Outside Australia, though, Weston was more rumor than reality. Then, in the summer of 1999, word spread that he would be coming to Norway. The jumping community would have occasion to size him up. Cunningham accompanied Weston on that trip and would recall years later the shocked reaction. “Physically, Dwain was not really what most people expected when they first met him,” he would write. “He was a short skinny guy that had shoulder length blond hair. A couple of times people had mistaken him for a girl (I guess from a short glimpse from a distance). On first sight some were surprised to realize he was the legendary Dwain Weston.”

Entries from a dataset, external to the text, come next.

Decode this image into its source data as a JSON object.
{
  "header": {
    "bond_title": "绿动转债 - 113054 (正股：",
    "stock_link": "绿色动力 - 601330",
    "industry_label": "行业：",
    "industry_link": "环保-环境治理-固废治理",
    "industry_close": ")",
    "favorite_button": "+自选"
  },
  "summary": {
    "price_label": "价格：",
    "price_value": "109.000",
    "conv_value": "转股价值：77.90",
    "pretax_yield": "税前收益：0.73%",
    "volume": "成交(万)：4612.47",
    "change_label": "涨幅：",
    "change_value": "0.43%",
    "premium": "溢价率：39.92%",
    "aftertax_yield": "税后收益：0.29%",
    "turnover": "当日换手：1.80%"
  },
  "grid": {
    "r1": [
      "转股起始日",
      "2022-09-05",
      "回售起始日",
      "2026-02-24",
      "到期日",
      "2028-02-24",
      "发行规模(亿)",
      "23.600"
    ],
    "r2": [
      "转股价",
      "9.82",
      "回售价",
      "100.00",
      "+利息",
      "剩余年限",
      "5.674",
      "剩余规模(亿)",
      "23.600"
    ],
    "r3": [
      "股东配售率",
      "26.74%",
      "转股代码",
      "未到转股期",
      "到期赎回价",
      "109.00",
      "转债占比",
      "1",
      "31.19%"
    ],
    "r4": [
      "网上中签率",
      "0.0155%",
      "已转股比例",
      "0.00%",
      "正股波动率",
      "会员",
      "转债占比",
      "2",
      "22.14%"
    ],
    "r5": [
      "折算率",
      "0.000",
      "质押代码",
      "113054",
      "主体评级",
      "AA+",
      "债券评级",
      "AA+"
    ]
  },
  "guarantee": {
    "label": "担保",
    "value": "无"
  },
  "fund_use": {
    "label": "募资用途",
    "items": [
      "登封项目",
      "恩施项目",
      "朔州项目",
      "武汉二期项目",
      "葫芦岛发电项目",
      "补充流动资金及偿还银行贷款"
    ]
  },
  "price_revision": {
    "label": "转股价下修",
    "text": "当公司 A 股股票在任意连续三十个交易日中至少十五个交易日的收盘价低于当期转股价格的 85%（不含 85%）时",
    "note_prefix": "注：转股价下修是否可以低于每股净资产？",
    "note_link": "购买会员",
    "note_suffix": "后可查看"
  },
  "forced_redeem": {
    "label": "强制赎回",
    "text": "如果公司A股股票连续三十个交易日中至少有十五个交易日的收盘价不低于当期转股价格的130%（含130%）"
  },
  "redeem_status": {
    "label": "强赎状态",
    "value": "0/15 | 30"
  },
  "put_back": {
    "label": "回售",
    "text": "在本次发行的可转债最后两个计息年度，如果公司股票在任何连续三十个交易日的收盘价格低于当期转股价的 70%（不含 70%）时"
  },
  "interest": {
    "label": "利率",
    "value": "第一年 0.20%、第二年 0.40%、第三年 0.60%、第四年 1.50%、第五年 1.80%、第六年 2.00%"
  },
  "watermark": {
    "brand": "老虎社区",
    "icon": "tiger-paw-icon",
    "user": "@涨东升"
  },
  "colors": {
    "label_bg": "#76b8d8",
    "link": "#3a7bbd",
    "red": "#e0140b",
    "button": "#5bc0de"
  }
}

On the cliffs of Norway, Weston showed that he was the real deal. Soon he would take the international jumping scene by storm. Weston and his protégé Slim relocated to Portland, Oregon, where they fell in with a group of competitive jumpers with a wicked sense of humor. They called themselves Suicide Solution. One member of this group was Dr. Nikolas Hartshorne, a former medical examiner in King County, which includes Seattle. Hartshorne, known to acquaintances as Dr. Death, had performed the autopsy on Kurt Cobain, and thus became associated with conspiracy theories surrounding the grunge icon’s death. Dr. Death was the kind of person who inspired stories anyway. He possessed a morbid sense of humor and was rumored to have collected the hands of fetuses belonging to pregnant women he had performed autopsies on. People said he kept the hands in a jar of formaldehyde at home.